At a glance
- If their premiums are increasing, customers quite rightly want to know why
- We are keen to help everyone understand the factors that can influence the size of premiums
- One of the most important factors is the level of returns that insurers get from their investments
In an ideal world, the size of a customer’s insurance premium would always correspond directly to their individual risk profile.
However, just as customers are affected by political and economic developments beyond their control, so too are insurers, and such factors can have an impact on the way insurance premiums are calculated.
To take two examples from this year – on 1 June, a 2% increase in Insurance Premium Tax (IPT) will come into effect.
This rise follows a series of increases to the tax in recent years and comes on the back of a major adjustment to the Ogden rate, which will result in insurers having to pay significantly higher compensation awards to personal injury claimants. These and other factors are discussed in more detail in our recent Insider article on how insurance premiums are calculated.
The impact of low investment returns on insurance premiums
One of the most significant external factors that can influence the size of premiums is the return insurers get from their investments.
Nick Kitchen, Head of Technical Casualty and Motor Lines, Zurich, says: “Historically, insurers have made money in two ways – returning an underwriting profit, and investing premiums and making money on the investment returns.
“When investment returns are high, insurers have been able to operate at an underwriting loss and still return a profit to shareholders, but in times of low investment returns, underwriting has to make a profit.”
Over the past decade, consistently low interest rates have reduced investment returns and left insurers with little choice but to increase premiums in order to make an underwriting profit.
Why long-tail lines suffer the most
Not every line of insurance is affected equally.
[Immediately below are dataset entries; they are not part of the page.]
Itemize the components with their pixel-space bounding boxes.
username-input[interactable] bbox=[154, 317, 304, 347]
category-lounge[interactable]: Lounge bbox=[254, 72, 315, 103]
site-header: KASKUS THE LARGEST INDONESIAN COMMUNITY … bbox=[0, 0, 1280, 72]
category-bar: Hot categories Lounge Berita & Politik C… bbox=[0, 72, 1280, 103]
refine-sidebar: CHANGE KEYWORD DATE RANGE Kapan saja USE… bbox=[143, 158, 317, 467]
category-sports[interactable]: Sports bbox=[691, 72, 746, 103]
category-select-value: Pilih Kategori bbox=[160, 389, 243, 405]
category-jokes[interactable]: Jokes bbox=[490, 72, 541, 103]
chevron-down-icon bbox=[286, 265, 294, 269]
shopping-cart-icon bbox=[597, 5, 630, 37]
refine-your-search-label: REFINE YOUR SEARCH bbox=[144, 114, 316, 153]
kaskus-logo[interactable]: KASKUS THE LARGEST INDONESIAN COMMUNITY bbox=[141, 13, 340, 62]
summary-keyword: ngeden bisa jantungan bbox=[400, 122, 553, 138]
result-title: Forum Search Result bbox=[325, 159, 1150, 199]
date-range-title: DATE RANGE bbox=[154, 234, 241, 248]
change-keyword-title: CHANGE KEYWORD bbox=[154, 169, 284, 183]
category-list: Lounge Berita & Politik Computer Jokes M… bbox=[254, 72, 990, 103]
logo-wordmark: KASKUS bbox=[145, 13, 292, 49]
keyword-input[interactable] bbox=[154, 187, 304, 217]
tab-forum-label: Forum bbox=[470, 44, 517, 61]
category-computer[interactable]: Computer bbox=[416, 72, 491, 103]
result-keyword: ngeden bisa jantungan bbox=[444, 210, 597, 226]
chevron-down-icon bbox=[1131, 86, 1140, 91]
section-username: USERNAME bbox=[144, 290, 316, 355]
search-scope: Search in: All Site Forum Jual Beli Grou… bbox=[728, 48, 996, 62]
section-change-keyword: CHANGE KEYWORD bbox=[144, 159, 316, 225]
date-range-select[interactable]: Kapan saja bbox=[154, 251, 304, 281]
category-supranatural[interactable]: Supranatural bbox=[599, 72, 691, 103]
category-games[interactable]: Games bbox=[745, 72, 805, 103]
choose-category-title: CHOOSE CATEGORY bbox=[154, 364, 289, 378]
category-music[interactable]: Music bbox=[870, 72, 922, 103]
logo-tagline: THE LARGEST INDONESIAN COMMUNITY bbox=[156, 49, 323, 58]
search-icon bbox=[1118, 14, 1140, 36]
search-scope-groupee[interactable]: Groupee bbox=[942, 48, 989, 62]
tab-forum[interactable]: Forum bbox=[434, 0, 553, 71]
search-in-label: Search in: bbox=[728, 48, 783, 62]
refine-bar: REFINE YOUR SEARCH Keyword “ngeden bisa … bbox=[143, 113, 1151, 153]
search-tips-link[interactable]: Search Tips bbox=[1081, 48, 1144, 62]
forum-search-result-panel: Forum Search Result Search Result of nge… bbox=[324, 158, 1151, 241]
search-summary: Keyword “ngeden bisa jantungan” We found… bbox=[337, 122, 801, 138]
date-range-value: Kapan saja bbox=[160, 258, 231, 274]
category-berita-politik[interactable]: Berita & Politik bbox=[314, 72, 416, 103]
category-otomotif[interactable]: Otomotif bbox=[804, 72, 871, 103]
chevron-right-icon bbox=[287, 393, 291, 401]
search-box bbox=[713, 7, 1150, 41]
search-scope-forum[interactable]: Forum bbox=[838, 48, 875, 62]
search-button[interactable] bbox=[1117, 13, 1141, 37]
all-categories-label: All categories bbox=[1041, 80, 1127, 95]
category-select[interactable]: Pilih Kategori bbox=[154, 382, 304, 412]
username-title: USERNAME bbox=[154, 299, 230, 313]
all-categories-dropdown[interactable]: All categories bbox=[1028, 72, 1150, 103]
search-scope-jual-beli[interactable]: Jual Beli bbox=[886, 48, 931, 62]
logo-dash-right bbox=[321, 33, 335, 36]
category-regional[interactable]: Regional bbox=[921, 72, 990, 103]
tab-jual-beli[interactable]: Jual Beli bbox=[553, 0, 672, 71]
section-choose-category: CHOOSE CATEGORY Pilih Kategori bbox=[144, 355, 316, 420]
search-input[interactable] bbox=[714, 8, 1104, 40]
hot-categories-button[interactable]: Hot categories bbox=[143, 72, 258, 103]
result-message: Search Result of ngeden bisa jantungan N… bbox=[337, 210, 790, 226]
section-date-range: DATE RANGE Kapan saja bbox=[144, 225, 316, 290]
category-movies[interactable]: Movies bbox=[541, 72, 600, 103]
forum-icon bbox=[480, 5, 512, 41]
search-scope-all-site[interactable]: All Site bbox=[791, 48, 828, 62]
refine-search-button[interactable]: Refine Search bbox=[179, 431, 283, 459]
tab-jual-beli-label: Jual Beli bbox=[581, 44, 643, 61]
Investment returns are particularly important in so-called ‘long-tail’ lines of insurance, such as Employers’ Liability, Public Liability and Motor, where insurers have traditionally been able to make money by investing premiums before claims are settled. These are the lines of insurance most affected by a drop in investment returns.
Nick says: “The greatest impact is on Employers’ Liability, where a 1% movement in yield curves can affect an insurer’s Combined Operating Ratio by up to 3%, which can lead to a corresponding increase in premiums.”
While it is difficult to predict when investment returns will pick up, there is unlikely to be any significant change in interest rates in the foreseeable future.
Is there anything, therefore, that insurers can do to protect their customers against the impact of such economic factors?
Nick says: “As an insurer, we have tried not to pass the price on to our customers by managing our expense base, and through better underwriting and claims handling to reduce loss ratios. But there is only so far we can push those areas.
“Customers will often see their premiums going up and not understand why. We are doing all we can to keep premiums sustainable, however it is important that brokers and customers understand all the factors that influence premiums.